Since March 2008, the ETF paid dividends of anywhere between $.33/share to $.93/share. (Note: It didn't pay any dividends during November '08 to March '09, during the whole market crash turmoil, though.) Had I researched this ETF more carefully, I would NOT have purchased it in my taxable account since the monthly dividends make this a tax inefficient investment. So now I've purchased 7 more shares in my Roth.

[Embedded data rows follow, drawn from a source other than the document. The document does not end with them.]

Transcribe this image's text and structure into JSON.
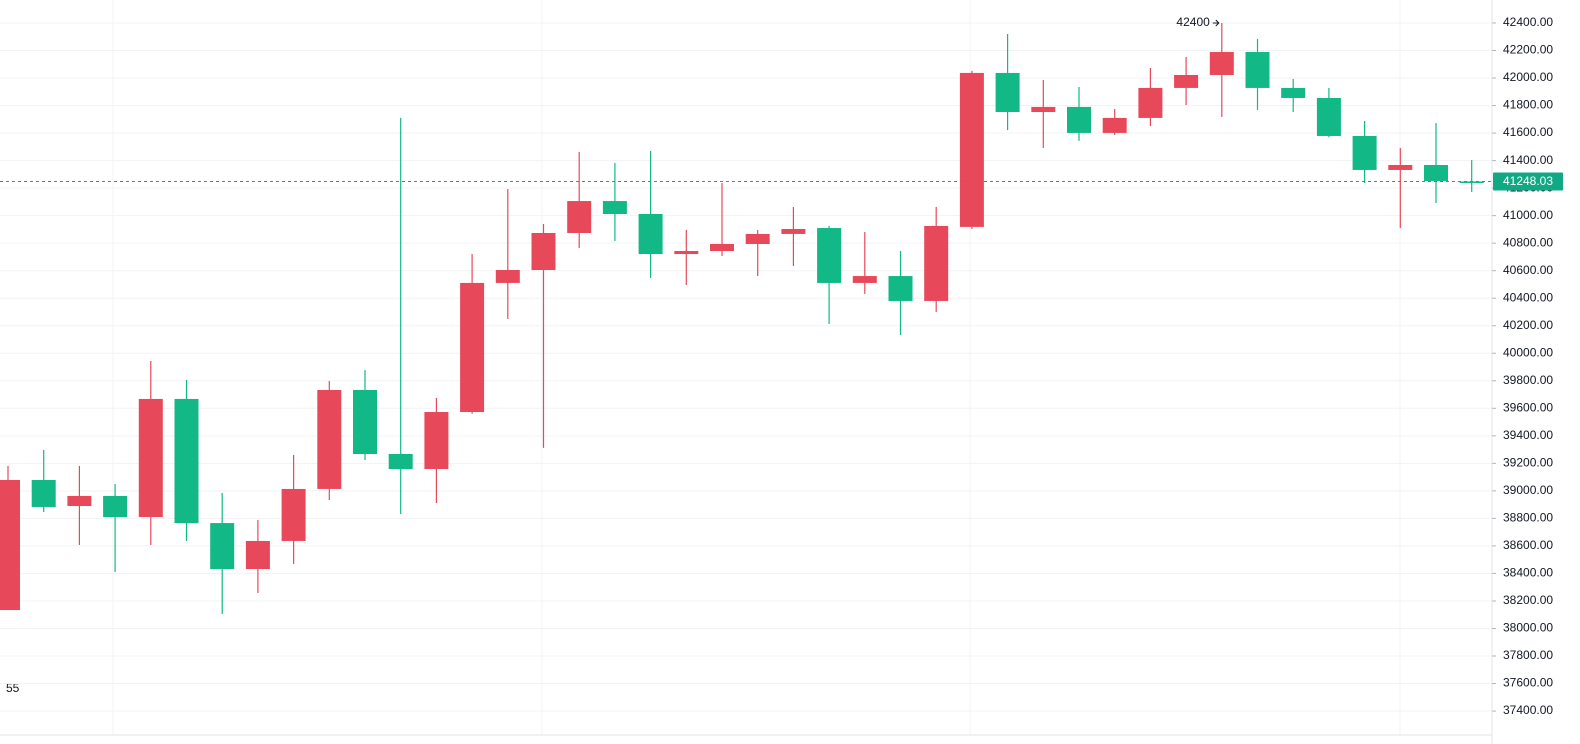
{
  "chart_data": {
    "type": "candlestick",
    "up_color": "#12b886",
    "down_color": "#e8495a",
    "open": [
      39079,
      38883,
      38963,
      38810,
      39668,
      38766,
      38432,
      38636,
      39014,
      39733,
      39268,
      39159,
      39573,
      40511,
      40605,
      40874,
      41106,
      41012,
      40721,
      40743,
      40794,
      40867,
      40903,
      40511,
      40561,
      40380,
      40925,
      42037,
      41753,
      41790,
      41601,
      41710,
      41928,
      42022,
      42189,
      41928,
      41855,
      41579,
      41332,
      41368,
      41252,
      41240
    ],
    "high": [
      39181,
      39297,
      39181,
      39050,
      39944,
      39806,
      38985,
      38788,
      39261,
      39798,
      39878,
      41710,
      39675,
      40721,
      41194,
      40939,
      41463,
      41383,
      41470,
      40896,
      41237,
      40896,
      41063,
      40925,
      40881,
      40743,
      41063,
      42052,
      42320,
      41986,
      41935,
      41775,
      42073,
      42153,
      42400,
      42284,
      41993,
      41928,
      41688,
      41492,
      41673,
      41404
    ],
    "low": [
      38134,
      38846,
      38607,
      38410,
      38607,
      38636,
      38105,
      38258,
      38469,
      38934,
      39224,
      38832,
      38912,
      39560,
      40249,
      39312,
      40765,
      40816,
      40547,
      40496,
      40707,
      40561,
      40634,
      40213,
      40431,
      40133,
      40300,
      40903,
      41622,
      41492,
      41543,
      41586,
      41651,
      41804,
      41717,
      41768,
      41753,
      41570,
      41237,
      40910,
      41092,
      41172
    ],
    "close": [
      38134,
      39079,
      38890,
      38963,
      38810,
      39668,
      38766,
      38432,
      38636,
      39014,
      39733,
      39268,
      39159,
      39573,
      40511,
      40605,
      40874,
      41106,
      41012,
      40721,
      40743,
      40794,
      40867,
      40910,
      40511,
      40561,
      40380,
      40918,
      42037,
      41753,
      41790,
      41601,
      41710,
      41928,
      42022,
      42189,
      41928,
      41855,
      41579,
      41332,
      41368,
      41248.03
    ],
    "ylim": [
      37226,
      42567
    ],
    "yticks": [
      {
        "value": 37400,
        "label": "37400.00"
      },
      {
        "value": 37600,
        "label": "37600.00"
      },
      {
        "value": 37800,
        "label": "37800.00"
      },
      {
        "value": 38000,
        "label": "38000.00"
      },
      {
        "value": 38200,
        "label": "38200.00"
      },
      {
        "value": 38400,
        "label": "38400.00"
      },
      {
        "value": 38600,
        "label": "38600.00"
      },
      {
        "value": 38800,
        "label": "38800.00"
      },
      {
        "value": 39000,
        "label": "39000.00"
      },
      {
        "value": 39200,
        "label": "39200.00"
      },
      {
        "value": 39400,
        "label": "39400.00"
      },
      {
        "value": 39600,
        "label": "39600.00"
      },
      {
        "value": 39800,
        "label": "39800.00"
      },
      {
        "value": 40000,
        "label": "40000.00"
      },
      {
        "value": 40200,
        "label": "40200.00"
      },
      {
        "value": 40400,
        "label": "40400.00"
      },
      {
        "value": 40600,
        "label": "40600.00"
      },
      {
        "value": 40800,
        "label": "40800.00"
      },
      {
        "value": 41000,
        "label": "41000.00"
      },
      {
        "value": 41200,
        "label": "41200.00"
      },
      {
        "value": 41400,
        "label": "41400.00"
      },
      {
        "value": 41600,
        "label": "41600.00"
      },
      {
        "value": 41800,
        "label": "41800.00"
      },
      {
        "value": 42000,
        "label": "42000.00"
      },
      {
        "value": 42200,
        "label": "42200.00"
      },
      {
        "value": 42400,
        "label": "42400.00"
      }
    ],
    "grid": true,
    "last_price": 41248.03,
    "last_price_color": "#11a884",
    "high_marker": 42400,
    "corner_label": "55"
  }
}
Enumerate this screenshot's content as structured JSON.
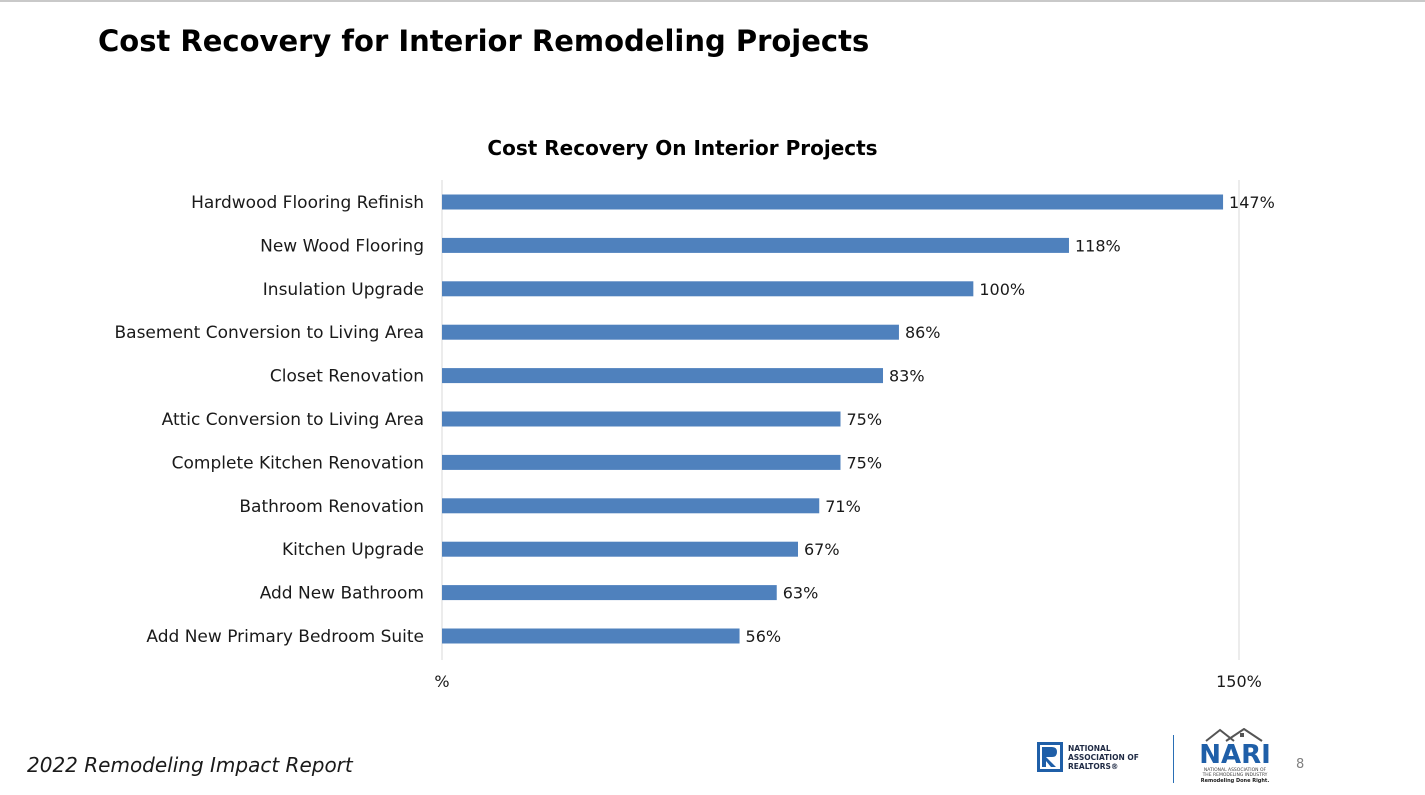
{
  "slide": {
    "title": "Cost Recovery for Interior Remodeling Projects",
    "footer_report": "2022 Remodeling Impact Report",
    "page_number": "8"
  },
  "logos": {
    "nar": {
      "line1": "NATIONAL",
      "line2": "ASSOCIATION OF",
      "line3": "REALTORS®",
      "icon": "realtor-r-icon"
    },
    "nari": {
      "word": "NARI",
      "sub1": "NATIONAL ASSOCIATION OF",
      "sub2": "THE REMODELING INDUSTRY",
      "tagline": "Remodeling Done Right.",
      "icon": "house-roof-icon"
    }
  },
  "colors": {
    "bar": "#4f81bd",
    "gridline": "#d9d9d9"
  },
  "chart_data": {
    "type": "bar",
    "orientation": "horizontal",
    "title": "Cost Recovery On Interior Projects",
    "categories": [
      "Hardwood Flooring Refinish",
      "New Wood Flooring",
      "Insulation Upgrade",
      "Basement Conversion to Living Area",
      "Closet Renovation",
      "Attic Conversion to Living Area",
      "Complete Kitchen Renovation",
      "Bathroom Renovation",
      "Kitchen Upgrade",
      "Add New Bathroom",
      "Add New Primary Bedroom Suite"
    ],
    "values": [
      147,
      118,
      100,
      86,
      83,
      75,
      75,
      71,
      67,
      63,
      56
    ],
    "value_labels": [
      "147%",
      "118%",
      "100%",
      "86%",
      "83%",
      "75%",
      "75%",
      "71%",
      "67%",
      "63%",
      "56%"
    ],
    "xlim": [
      0,
      150
    ],
    "x_ticks": [
      0,
      150
    ],
    "x_tick_labels": [
      "%",
      "150%"
    ],
    "grid": true
  }
}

I don't expect this ETF will be volatile nor do I think it will have much of a downside or an upside. I think it will continue to trade within the narrow price channel of where it is now ($99-$102/share).
So why did I buy it?
1. I'm obsessed with finding an income stream in retirement just in case Social Security goes BK. (I know, I know. Some of you have already commented that some form of Social Security may still be there when I'm over 60. But I'm just hedging my bets. And you know how bad my bets are!) If I accrue TIP and other high-dividend yielding funds in my Roth over the years, I may have some tax-free monthly income that I can supplement my 401k.
2. My spidey senses tell me that inflation is on its way. Maybe not this year and maybe not even next. My private student loan APR has already creeped upwards slightly (3.451% in January to 3.598% in March). The loan rate will be re-setting in July and I'm guessing it'll be higher. Owning TIPS (Treasury Inflation Protected Securities) is one way to hedge against inflation since it pays interest adjusted for inflation, similar to the I-Bond. Unlike purchasing TIPS directly from the Treasury, TIP may not be the perfect way to hedge against inflation, but this is the only way that I know of that I can own TIPS in my Scottrade Roth.
I ask you: Do you think inflation is on its way? What are you doing to protect yourself?